IT IS A WEEK of renewed social crisis in the United States, which means American companies are quickly lining up to pay lip service to the cause. Just like its tech giant competitors at Facebook, Apple, and Google, Amazon tweeted vaguely in favor of the principles of social justice and equitable policing, a predictable and predictably tinny expression of corporate solidarity with “the fight against systemic racism and injustice.” But Amazon is arguably singular among its mega-tech peers in its determination to provide American law enforcement with tools experts say only enable racist policing.
In their rush to appear sympathetic to the rough contours of social justice — while keeping their legal, public relations, and social media teams in agreement — some companies seem to be forgetting what it is they actually do. When Nextdoor, a social network with a well-documented pattern of stoking the worst kinds of racial panic, tweets an image reading “BLACK LIVES MATTER,” it’s difficult to take seriously. But while Nextdoor is merely content to rationalize and streamline urban and suburban residential paranoia into a tidy algorithmic feed, a growing portion of Amazon’s business, as Wired’s Sidney Fussell noted yesterday, is expanding its public/private video surveillance dragnet across the country with an explicitly “anti-crime” mission.
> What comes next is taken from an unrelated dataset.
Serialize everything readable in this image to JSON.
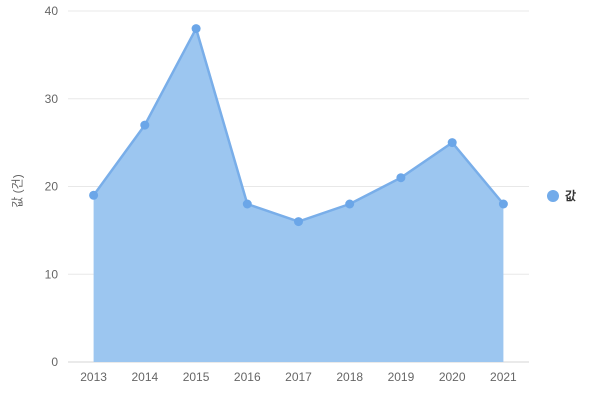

In 2018, the ACLU published a report showing that Amazon’s “Rekognition” facial recognition software was fundamentally racially biased, disproportionately misidentifying, in ACLU’s test, black members of Congress as people who were arrested and had their mugshot in a police database. “The false matches were disproportionately of people of color, including six members of the Congressional Black Caucus, among them civil rights legend Rep. John Lewis (D-Ga.),” read the report. “Nearly 40 percent of Rekognition’s false matches in our test were of people of color, even though they make up only 20 percent of Congress.” A report published that same year by an MIT team found, similarly, that Rekognition misclassified darker-skinned women as men 31 percent of the time.
The ACLU report added, “People of color are already disproportionately harmed by police practices, and it’s easy to see how Rekognition could exacerbate that.” As the ACLU and other artificial intelligence researchers have made clear, the threat of computerized misidentification isn’t just an academic error, but a potentially ruinous one that could improperly influence police officers prior to an encounter, or even cause them to seek a search warrant, by presenting them with a false criminal history.
It’s difficult to reconcile this reality with a recent tweet from Amazon executive Andy Jassy, chief of Amazon Web Services, the cloud computing division which operates Rekognition:
As Wired’s Fussell astutely pointed out, Jassy has previously defended Rekognition’s use by police on the grounds that the company’s “terms of service” U.S. Constitution would prevent any abuse.
Equally thin Amazon’s companywide statement:
The inequitable and brutal treatment of Black people in our country must stop.
Together we stand in solidarity with the Black community — our employees, customers, and partners — in the fight against systemic racism and injustice.
What exactly does it mean to oppose the discriminatory policing of black Americans while simultaneously selling discriminatory tools to the police — or while operating Ring, a surveillance network predicated on the detection and elimination of racially coded “suspicious activity,” which funnels video directly to local police and which once handed out to employees blue and black Ring-branded novelty police badge stickers emblazoned with “FUCK CRIME” on the front?
In a statement to The Intercept, ACLU technology attorney Jacob Snow said that “If Amazon and Andy Jassy really stand in solidarity with the black community, then they should stop selling facial recognition surveillance technology that supercharges police abuse against the black community. They should also stop firing workers organizing for better conditions in Amazon warehouses. Real solidarity goes beyond empty posts on social media that do nothing to protect black people.”
Liz O’Sullivan, a privacy researcher and advocate who quit her job at AI surveillance firm Clarifai last year over ethical concerns, told The Intercept that the services Amazon provides to police nationwide “may enable these officers to track and suppress those protesting and speaking out against racial injustice” through the use of facial recognition. “Surveillance is a racial justice issue,” O’Sullivan added. “The two cannot be separated.”
I asked Amazon and Jassy repeatedly whether they would permit the use of Rekognition to identify individuals protesting against police violence, and whether the company would more generally reassess or modify the ways in which police use Rekognition, and received no response. Given that Amazon refuses to even disclose which law enforcement agencies use Rekognition to begin with, it’s probably no surprise that they wouldn’t provide clarity on how the software is used or not used. It’s one thing to quietly profit from an unjust system, and quite another to decry its existence while selling the very software it runs on.